Dewan juga mengaku kurang jeli meneliti anggaran-anggaran seperti yang diajukan RRI. Apalagi nilainya jauh di bawah anggaran yang diajukan militer dan polisi yang juga menjadi urusan Komisi I. ”Kami tidak bisa mengecek materi yang kecil-kecil,” ujar Bambang Widyanto, anggota Komisi I DPR.
Siapa yang terlibat dalam dugaan korupsi tersebut? Kepala Stasiun RRI Purwokerto, Andar Kusnadi, menyatakan bahwa semua pengadaan barang selalu ditangani RRI pusat. Daerah juga tidak pernah diminta pertimbangan soal harga, kualitas, dan bentuk alat yang akan dikirim. Mengenai STL yang kini dipakai RRI Purwokerto, daerah memang membutuhkannya karena selama ini alat penerima yang ada modulasinya berisik. Peralatan baru bersistem digital itu berfungsi sebagai pengirim sinyal dari ruang siaran menuju pemancar yang terletak di Desa Jompo Kulon, yang berjarak 20 kilometer. ”Soal harga, itu urusan pusat. Kami sama sekali tidak tahu,” kata Andar.
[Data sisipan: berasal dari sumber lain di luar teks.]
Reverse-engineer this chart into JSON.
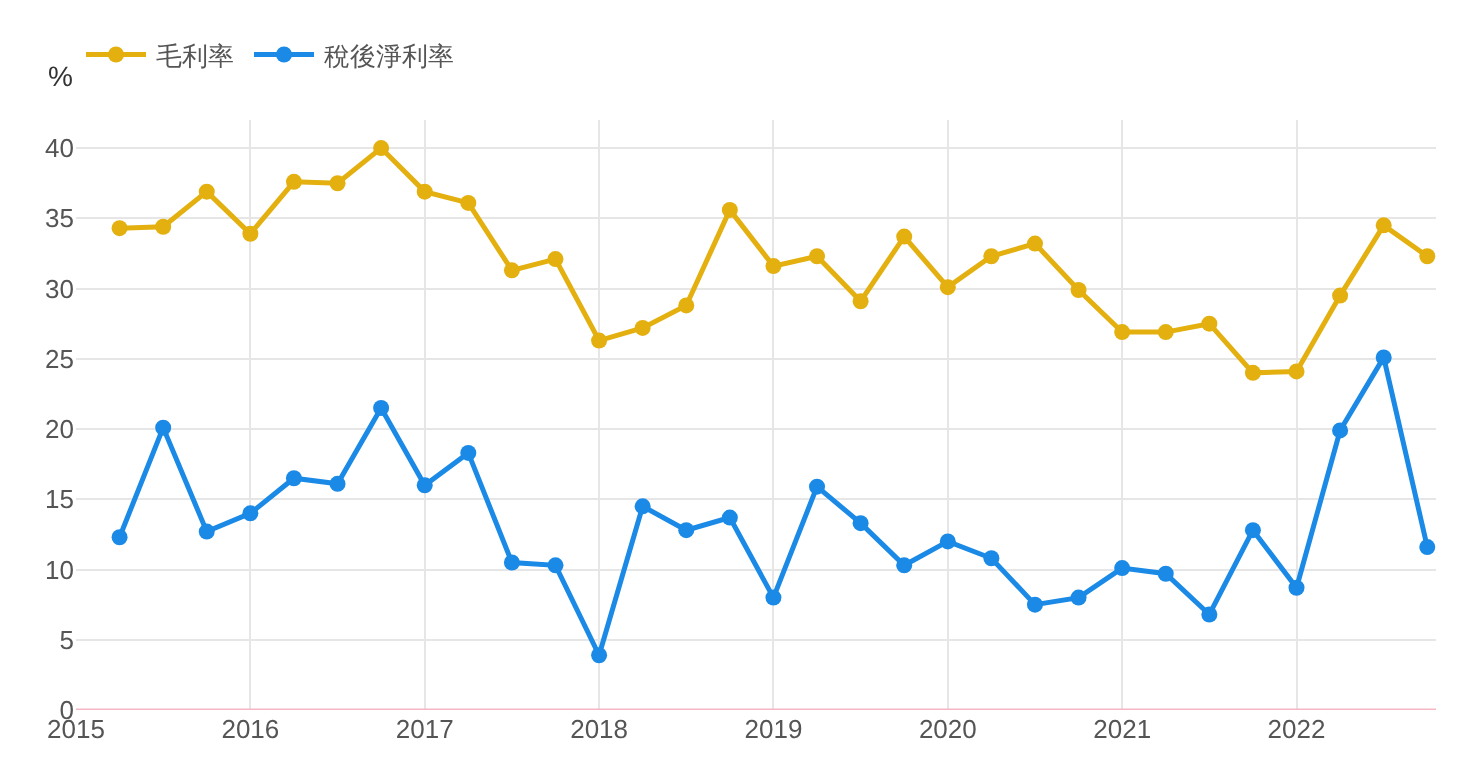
{
  "chart_data": {
    "type": "line",
    "ylabel": "%",
    "x": [
      2015.25,
      2015.5,
      2015.75,
      2016,
      2016.25,
      2016.5,
      2016.75,
      2017,
      2017.25,
      2017.5,
      2017.75,
      2018,
      2018.25,
      2018.5,
      2018.75,
      2019,
      2019.25,
      2019.5,
      2019.75,
      2020,
      2020.25,
      2020.5,
      2020.75,
      2021,
      2021.25,
      2021.5,
      2021.75,
      2022,
      2022.25,
      2022.5,
      2022.75
    ],
    "series": [
      {
        "name": "毛利率",
        "color": "#e3b00f",
        "values": [
          34.3,
          34.4,
          36.9,
          33.9,
          37.6,
          37.5,
          40,
          36.9,
          36.1,
          31.3,
          32.1,
          26.3,
          27.2,
          28.8,
          35.6,
          31.6,
          32.3,
          29.1,
          33.7,
          30.1,
          32.3,
          33.2,
          29.9,
          26.9,
          26.9,
          27.5,
          24,
          24.1,
          29.5,
          34.5,
          32.3
        ]
      },
      {
        "name": "稅後淨利率",
        "color": "#1a8ae6",
        "values": [
          12.3,
          20.1,
          12.7,
          14,
          16.5,
          16.1,
          21.5,
          16,
          18.3,
          10.5,
          10.3,
          3.9,
          14.5,
          12.8,
          13.7,
          8,
          15.9,
          13.3,
          10.3,
          12,
          10.8,
          7.5,
          8,
          10.1,
          9.7,
          6.8,
          12.8,
          8.7,
          19.9,
          25.1,
          11.6
        ]
      }
    ],
    "xlim": [
      2015,
      2022.8
    ],
    "xticks": [
      2015,
      2016,
      2017,
      2018,
      2019,
      2020,
      2021,
      2022
    ],
    "ylim": [
      0,
      42
    ],
    "yticks": [
      0,
      5,
      10,
      15,
      20,
      25,
      30,
      35,
      40
    ],
    "grid": true,
    "legend": "top left",
    "marker": "circle",
    "line_style": "solid"
  }
}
Tatapan orang langsung mengarah pada Direktur Utama RRI Suryanta Saleh. Hanya, ia membantah telah terjadi mark-up dalam pembelian barang. Suryanta menyatakan bahwa pengadaan barang yang dilakukan RRI sudah melalui proses tender yang terbuka. Dia juga siap dicopot dari jabatannya jika terbukti bersalah. ”Bahkan saya siap bila ada tuntutan ganti rugi atau dianggap ada tindakan pidana,” katanya. Dia pun setuju ICW menuntut agar BPK melakukan audit terhadap stasiun radio yang memiliki 52 stasiun siaran di seluruh Indonesia ini.
Namun, sejak pekan lalu, Suryanta memilih bungkam. ”Kami masih menunggu hasil audit BPK,” ujarnya kepada TEMPO lewat jawaban tertulis.
Terbongkarnya kasus ini sempat menimbulkan pertanyaan tentang peran Komisi Pemberantasan Korupsi (KPK). Lembaga yang dibentuk untuk membongkar korupsi ini dianggap kalah cepat dari ICW. Namun Wakil Ketua KPK Erry Riyana Hardjapamekas menampik tudingan lambat dalam bekerja. Kalau akhirnya temuan ICW mendapat perhatian, ini karena lembaga itu mempublikasikannya lebih dulu. Saat ini KPK sedang menyiapkan bahan untuk prapenyidikan. Bahan yang terkumpul nantinya akan dijadikan alat bukti untuk diajukan secara hukum. ”Jangan buru-buru. Kita tunggulah prosesnya,” kata Erry.
Yang pasti, menurut Roes Aryawijaya, Deputi Menteri Negara BUMN, pemerintah akan mencopot direksi RRI jika terbukti melakukan penggelembungan anggaran. Selain itu, direksi harus mengembalikan seluruh dana yang digelapkannya. Namun, katanya, ”Semua itu harus dibuktikan dulu di pengadilan.”